House Republicans proposed a bill on Thursday, the Senior Citizens Tax Elimination Act, that would remove Social Security benefits from the calculation of gross earnings for income tax purposes.
The bill was first proposed by Representative Thomas Massie, R-Kentucky, and is co-sponsored by a total of 25 House members, all Republicans. It was referred on May 11 to the House Committee on Ways and Means. As none of the co-sponsors sit on the tax-writing panel, it is unclear if the bill will advance.
Massie has introduced this legislation in each Congress since 2012, when he first took office. The bill also states that other taxes could not be raised in order to offset the cost of the legislation, should it be passed, meaning other federal spending would likely have to be cut in order to cover the reduction in revenue to the federal Treasury.
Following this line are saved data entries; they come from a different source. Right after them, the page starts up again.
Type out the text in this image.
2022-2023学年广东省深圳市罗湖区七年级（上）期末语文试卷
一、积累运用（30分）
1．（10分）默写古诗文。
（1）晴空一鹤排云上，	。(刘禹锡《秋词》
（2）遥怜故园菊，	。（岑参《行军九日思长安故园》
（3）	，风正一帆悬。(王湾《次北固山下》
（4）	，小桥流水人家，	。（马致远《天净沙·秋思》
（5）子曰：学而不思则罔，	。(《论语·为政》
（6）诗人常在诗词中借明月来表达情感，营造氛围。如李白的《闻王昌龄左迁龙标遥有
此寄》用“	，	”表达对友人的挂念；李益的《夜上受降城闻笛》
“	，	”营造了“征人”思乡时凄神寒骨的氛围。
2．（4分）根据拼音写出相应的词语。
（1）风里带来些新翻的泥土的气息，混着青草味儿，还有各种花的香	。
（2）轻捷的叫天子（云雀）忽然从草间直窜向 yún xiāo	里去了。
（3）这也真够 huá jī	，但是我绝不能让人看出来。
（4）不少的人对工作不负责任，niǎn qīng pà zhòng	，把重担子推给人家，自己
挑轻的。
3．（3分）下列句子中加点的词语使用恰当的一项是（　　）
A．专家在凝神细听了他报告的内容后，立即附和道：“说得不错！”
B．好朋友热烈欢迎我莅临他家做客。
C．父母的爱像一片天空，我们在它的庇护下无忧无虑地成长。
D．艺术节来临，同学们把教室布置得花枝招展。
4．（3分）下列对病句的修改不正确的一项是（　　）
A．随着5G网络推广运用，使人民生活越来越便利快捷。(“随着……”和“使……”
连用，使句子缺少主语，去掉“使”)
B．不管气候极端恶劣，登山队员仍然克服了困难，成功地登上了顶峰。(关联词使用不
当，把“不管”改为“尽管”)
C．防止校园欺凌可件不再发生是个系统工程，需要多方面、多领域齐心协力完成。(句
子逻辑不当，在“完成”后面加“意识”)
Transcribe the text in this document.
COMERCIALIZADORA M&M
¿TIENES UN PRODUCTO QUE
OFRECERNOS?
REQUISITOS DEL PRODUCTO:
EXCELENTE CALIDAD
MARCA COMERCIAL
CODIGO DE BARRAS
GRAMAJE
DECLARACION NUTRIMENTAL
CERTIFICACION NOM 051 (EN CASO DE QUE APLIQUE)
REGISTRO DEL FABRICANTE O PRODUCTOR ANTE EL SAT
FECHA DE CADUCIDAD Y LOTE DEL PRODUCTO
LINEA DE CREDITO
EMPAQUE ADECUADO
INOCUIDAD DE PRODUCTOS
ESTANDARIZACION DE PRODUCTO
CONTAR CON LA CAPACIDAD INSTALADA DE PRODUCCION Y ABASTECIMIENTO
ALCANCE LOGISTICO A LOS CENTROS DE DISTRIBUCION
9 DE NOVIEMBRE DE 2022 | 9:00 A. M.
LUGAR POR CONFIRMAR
Massie refers to the taxation of Social Security benefits as an “unjust double tax.”
Prior to 1984, Social Security benefits were tax-exempt. That is still true today for taxpayers with an annual income of less than $25,000. For taxpayers with income between $25,000 and $34,000, 50% of their Social Security benefits are taxable. For taxpayers earning more than $34,000 per year, between 50% and 85% is taxable. The income categories in the tax schedule were set in 1984 and have never been pegged to inflation.
The Social Security Administration estimated that the taxation of Social Security benefits provided $49 billion in revenue for the Old-Age, Survivors, and Disability Insurance fund in 2022.